The next step was an in-person meeting with the service, so I set something up for after work and went into their office. That appointment was August 28, and was apparently to assess who would be a better fit for me. I’m pretty sure that was bullshit. I’m fairly confident the entire process is set up to make it feel like you’re getting value for your money, when you are absolutely not.

The next date they set up for me cancelled. Twice. Each time after I set up a 6:30 PM evening date, because that’s all he could make. I really don’t want 6:30 midweek dates, because it means I’m not seeing my kids, and makes me feel like a crappy parent, but hey, I’d paid the money, I should get my money’s worth out of it, right? Two cancellations. I said I wasn’t interested in trying again. They put me back in the pool.

They called with another guy, gave me his basic info, asked what evenings were good for me. No evenings! Evenings are bad for me. Weekend evenings, I want to spend doing things I like with people I’ve at least exchanged 2-3 words with, and weekday evenings, I want to not spend an hour wrestling with traffic to go make awkward conversation with someone. But I pick the least bad day, because hey: I should get my money’s worth, right?

Apparently, that guy didn’t work out, because my next phone call was for someone else, someone who lives an hour away from me with no traffic, both living and working in the heart of the city. They suggest a compromise city, I come up with my least bad day, and they ask about times. “Earlier?” I suggest. “Hm,” they say. “Maybe 7?” Fine, whatever. I’m frustrated. I don’t want to do this, but sure, I’ll fight rush hour traffic to go into Arlington and meet this guy who lives too far away from me. Maybe he’ll cancel, too, and I won’t have to worry about it.

This is the point where I realized I was being a monumental idiot. In 2.5 months, I’ve spent literally hours on the phone with these people, rearranged my schedule multiple times, built up multiple cycles of excitement and nervousness for exactly one crappy date.

So I sent them an email: On second thought, I’m going to pull out of this, and ask you to take me out of the matchmaker pool. This is becoming a very frustrating and unpleasant experience for me, with arranging childcare for days when people end up cancelling on me, and setting things up with people who are realistically living too far away from me to make things a real possibility.
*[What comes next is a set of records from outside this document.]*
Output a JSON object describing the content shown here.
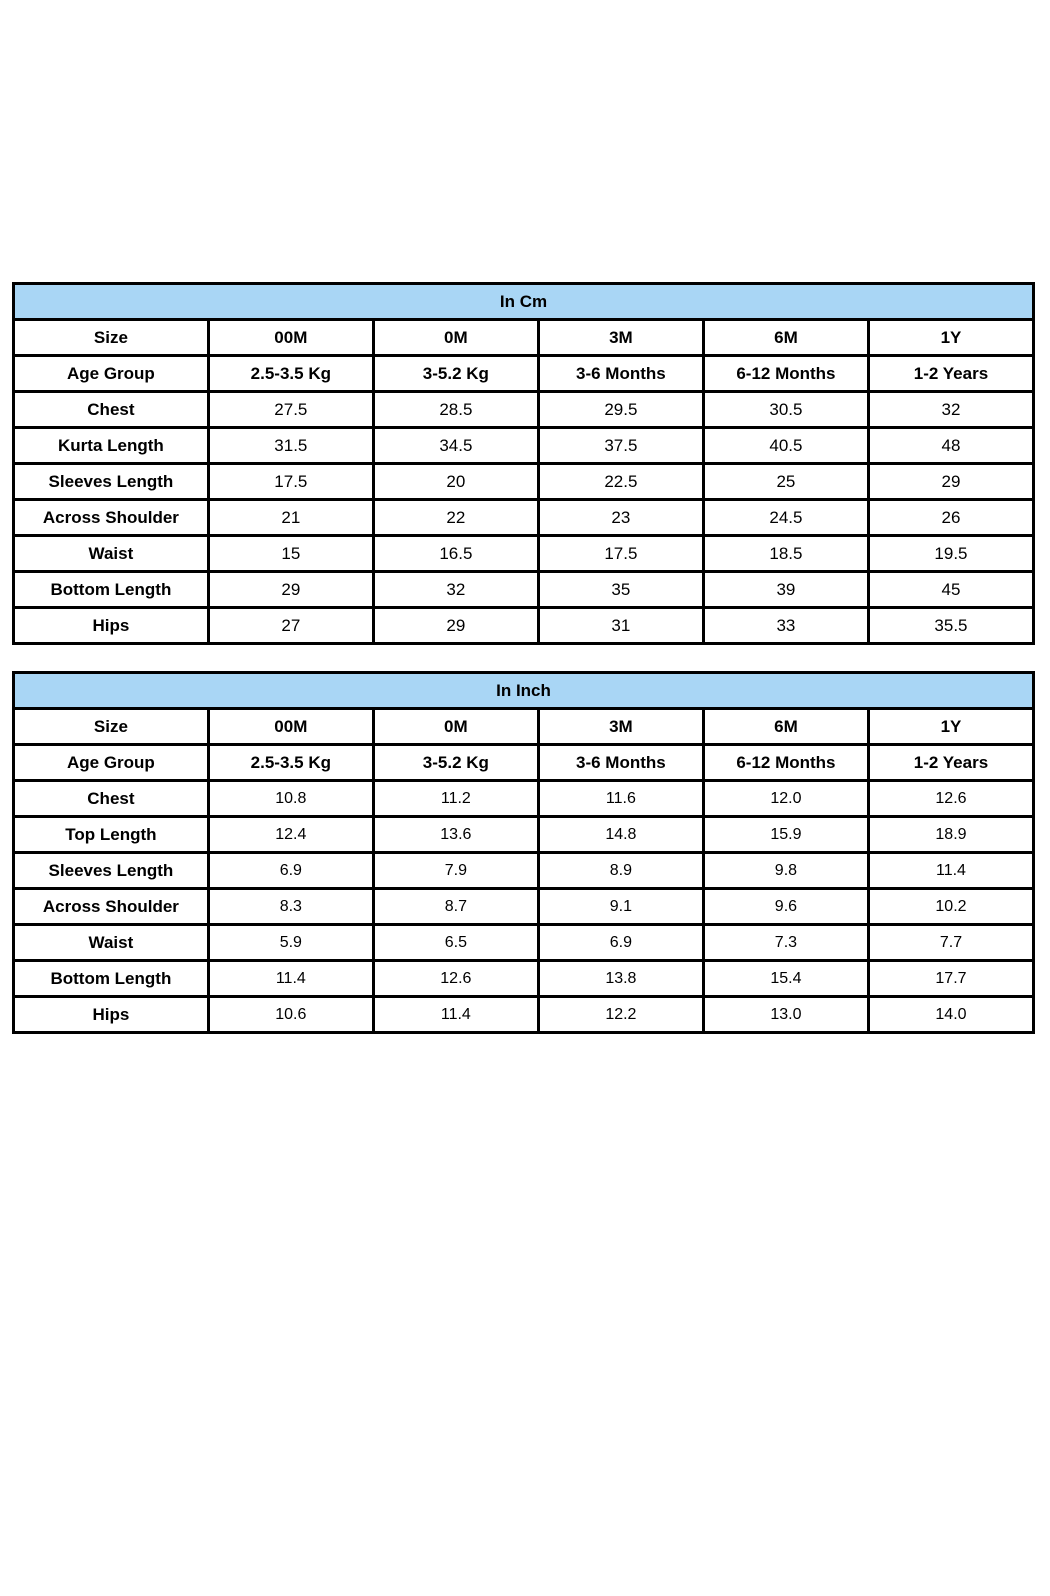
{
  "page": {
    "background": "#ffffff"
  },
  "colors": {
    "header_fill": "#a9d6f5",
    "border": "#000000",
    "text": "#000000"
  },
  "tables": [
    {
      "title": "In Cm",
      "size_row": {
        "label": "Size",
        "values": [
          "00M",
          "0M",
          "3M",
          "6M",
          "1Y"
        ]
      },
      "age_row": {
        "label": "Age Group",
        "values": [
          "2.5-3.5 Kg",
          "3-5.2 Kg",
          "3-6 Months",
          "6-12 Months",
          "1-2 Years"
        ]
      },
      "rows": [
        {
          "label": "Chest",
          "values": [
            "27.5",
            "28.5",
            "29.5",
            "30.5",
            "32"
          ]
        },
        {
          "label": "Kurta Length",
          "values": [
            "31.5",
            "34.5",
            "37.5",
            "40.5",
            "48"
          ]
        },
        {
          "label": "Sleeves Length",
          "values": [
            "17.5",
            "20",
            "22.5",
            "25",
            "29"
          ]
        },
        {
          "label": "Across Shoulder",
          "values": [
            "21",
            "22",
            "23",
            "24.5",
            "26"
          ]
        },
        {
          "label": "Waist",
          "values": [
            "15",
            "16.5",
            "17.5",
            "18.5",
            "19.5"
          ]
        },
        {
          "label": "Bottom Length",
          "values": [
            "29",
            "32",
            "35",
            "39",
            "45"
          ]
        },
        {
          "label": "Hips",
          "values": [
            "27",
            "29",
            "31",
            "33",
            "35.5"
          ]
        }
      ]
    },
    {
      "title": "In Inch",
      "size_row": {
        "label": "Size",
        "values": [
          "00M",
          "0M",
          "3M",
          "6M",
          "1Y"
        ]
      },
      "age_row": {
        "label": "Age Group",
        "values": [
          "2.5-3.5 Kg",
          "3-5.2 Kg",
          "3-6 Months",
          "6-12 Months",
          "1-2 Years"
        ]
      },
      "rows": [
        {
          "label": "Chest",
          "values": [
            "10.8",
            "11.2",
            "11.6",
            "12.0",
            "12.6"
          ]
        },
        {
          "label": "Top Length",
          "values": [
            "12.4",
            "13.6",
            "14.8",
            "15.9",
            "18.9"
          ]
        },
        {
          "label": "Sleeves Length",
          "values": [
            "6.9",
            "7.9",
            "8.9",
            "9.8",
            "11.4"
          ]
        },
        {
          "label": "Across Shoulder",
          "values": [
            "8.3",
            "8.7",
            "9.1",
            "9.6",
            "10.2"
          ]
        },
        {
          "label": "Waist",
          "values": [
            "5.9",
            "6.5",
            "6.9",
            "7.3",
            "7.7"
          ]
        },
        {
          "label": "Bottom Length",
          "values": [
            "11.4",
            "12.6",
            "13.8",
            "15.4",
            "17.7"
          ]
        },
        {
          "label": "Hips",
          "values": [
            "10.6",
            "11.4",
            "12.2",
            "13.0",
            "14.0"
          ]
        }
      ]
    }
  ]
}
This service is obviously just not a good fit for me, and I’m going to stop pouring time and energy down the same well as the money I wasted on it.

Today, they called to try to talk me out of it, using the most patronizing language imaginable: “There’s no reason to stop dating because one guy cancelled on you!” “I hate to see you giving up like this!” “If these guys aren’t right, we’ll help you refine!” I tried, in return, to explain that they are not actually the only way in the world to date, and that I am stopping using them because they are actively getting in the way of me doing dating activities that might actually, you know, work. They kept trying to put me back in the dating pool. I said no. Finally, I just said, “Look, I’m done,” and hung up.